Going green as a value investor
Value investors are naturally inclined to be sceptical of new trends and promises of future growth. They rather invest in stocks that have a real business that has lots of earnings that are underappreciated by the market.
No wonder then that so many value investors have their reservations about green stocks which have come out of nothing and are bid up to sometimes very high valuations based on a promise of strong future growth. Meanwhile, good old-fashioned utility stocks together with energy stocks and mining stocks have largely been ignored by the market and trade at cheap valuations vs. the market and their own history.

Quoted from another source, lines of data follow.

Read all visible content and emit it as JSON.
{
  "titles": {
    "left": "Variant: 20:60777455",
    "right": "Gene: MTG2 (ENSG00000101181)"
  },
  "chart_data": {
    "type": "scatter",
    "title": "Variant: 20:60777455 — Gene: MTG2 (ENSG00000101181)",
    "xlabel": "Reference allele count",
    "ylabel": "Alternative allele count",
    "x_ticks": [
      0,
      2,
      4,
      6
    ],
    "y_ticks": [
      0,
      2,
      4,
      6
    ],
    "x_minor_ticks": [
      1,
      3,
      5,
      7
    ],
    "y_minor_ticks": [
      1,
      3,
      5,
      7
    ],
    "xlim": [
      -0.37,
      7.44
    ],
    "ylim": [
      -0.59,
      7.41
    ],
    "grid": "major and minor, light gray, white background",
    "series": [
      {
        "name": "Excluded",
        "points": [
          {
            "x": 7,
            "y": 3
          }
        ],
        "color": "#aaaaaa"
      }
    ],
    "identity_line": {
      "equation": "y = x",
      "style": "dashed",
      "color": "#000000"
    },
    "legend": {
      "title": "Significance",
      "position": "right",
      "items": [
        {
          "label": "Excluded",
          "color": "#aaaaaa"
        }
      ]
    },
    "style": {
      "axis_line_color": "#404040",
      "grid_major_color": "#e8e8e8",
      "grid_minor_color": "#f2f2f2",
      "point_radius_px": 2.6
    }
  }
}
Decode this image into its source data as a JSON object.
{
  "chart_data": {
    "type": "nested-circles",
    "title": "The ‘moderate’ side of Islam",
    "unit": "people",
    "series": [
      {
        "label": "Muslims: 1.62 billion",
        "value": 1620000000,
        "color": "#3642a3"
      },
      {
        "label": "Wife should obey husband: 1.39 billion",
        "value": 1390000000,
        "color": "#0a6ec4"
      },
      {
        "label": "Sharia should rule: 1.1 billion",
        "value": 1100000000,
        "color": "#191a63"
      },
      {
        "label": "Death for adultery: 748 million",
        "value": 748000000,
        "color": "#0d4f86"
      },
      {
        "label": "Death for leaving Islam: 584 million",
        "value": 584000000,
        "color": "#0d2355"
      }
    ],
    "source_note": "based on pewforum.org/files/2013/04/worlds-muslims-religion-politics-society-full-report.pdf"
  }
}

And now, those pesky investors come along and want value investors to integrate ESG into their portfolios. The knee-jerk reaction would be to expect that value investing and reducing the carbon footprint of a portfolio would be at odds with each other. The more you reduce the carbon footprint of a value portfolio, the more likely it is that you have to sell attractively valued stocks in energy, mining, or utilities and that will reduce your long-term expected returns.
Enter David Blitz and Tobias Hoogteijling from Robeco’s quant team. They have shown that value investors can reduce the carbon footprint of their portfolios by up to 50% without giving up any return. But before I discuss their report let me tell you a little secret. The folks at Robeco Quantitative Investments produce some of the best quantitative research for practitioners out there. You should definitely bookmark their webpage because their research is without fail of the highest quality and relevance. The only other asset manager that does similarly good work on a consistent basis is AQR.
In their latest white paper, they took the stocks in the MSCI World from 1985 to 2021 and asked themselves what the impact of a carbon tax is on the portfolio of value investors. In a more technical section, they show that introducing a carbon tax is the same as forcing a value investor to reduce the carbon footprint of the portfolio. And since that is for most professional value investors the practically relevant metric, I will go with the reduction in carbon emissions as an additional constraint on the portfolio.
Using EV/EBITDA as valuation metric or EBITDA/EV as the target earnings yield of the portfolio, they then examine if it is possible to reduce the carbon footprint of a value portfolio without reducing the earnings yield, essentially by calculating an optimised value portfolio with the additional constraint on carbon footprints. The chart below shows that for carbon taxes of up to $100/tCO2e or roughly a reduction of the carbon footprint of the unconstrained value portfolio by half, the earnings yield of the constrained portfolio stays virtually the same as for the unconstrained portfolio.
The impact of carbon footprint reduction on the earnings yield of a value portfolio
Source: Blitz and Hoogteijling (2021)
More importantly, the outperformance of value portfolios based on EV/EBITDA as a valuation metric remains virtually unchanged for carbon footprint reductions of up to 50% from an unconstrained value portfolio. And if carbon footprints of an unconstrained value portfolio are reduced by half, the resulting value portfolio has about a 25% lower carbon footprint than an equal-weighted average of the stocks in the MSCI World. IT is only when one tries to reduce carbon footprints by more than half that the returns start to suffer.
Cumulative outperformance of value portfolios vs. MSCI World for different constraints on carbon footprints
Source: Blitz and Hoogteijling (2021)
Of course, the concern for many professional investors will be that the reduction in carbon footprint comes at the expense of different sector or regional exposures, so the researchers repeat the same exercise for a portfolio that is sector and region neutral vs. the MSIC World and they find that there is no practical difference. For carbon footprint reduction of up to 50% vs. an unconstrained value portfolio, there are no reductions in earnings yield or outperformance vs. the market. And to back it all up another time, they also show that the same results hold true in emerging markets.
Thus, one can be confident in saying that value investing and reducing the carbon footprint of a portfolio are not mutually exclusive. Value investors can be green and still remain true to their investment philosophy.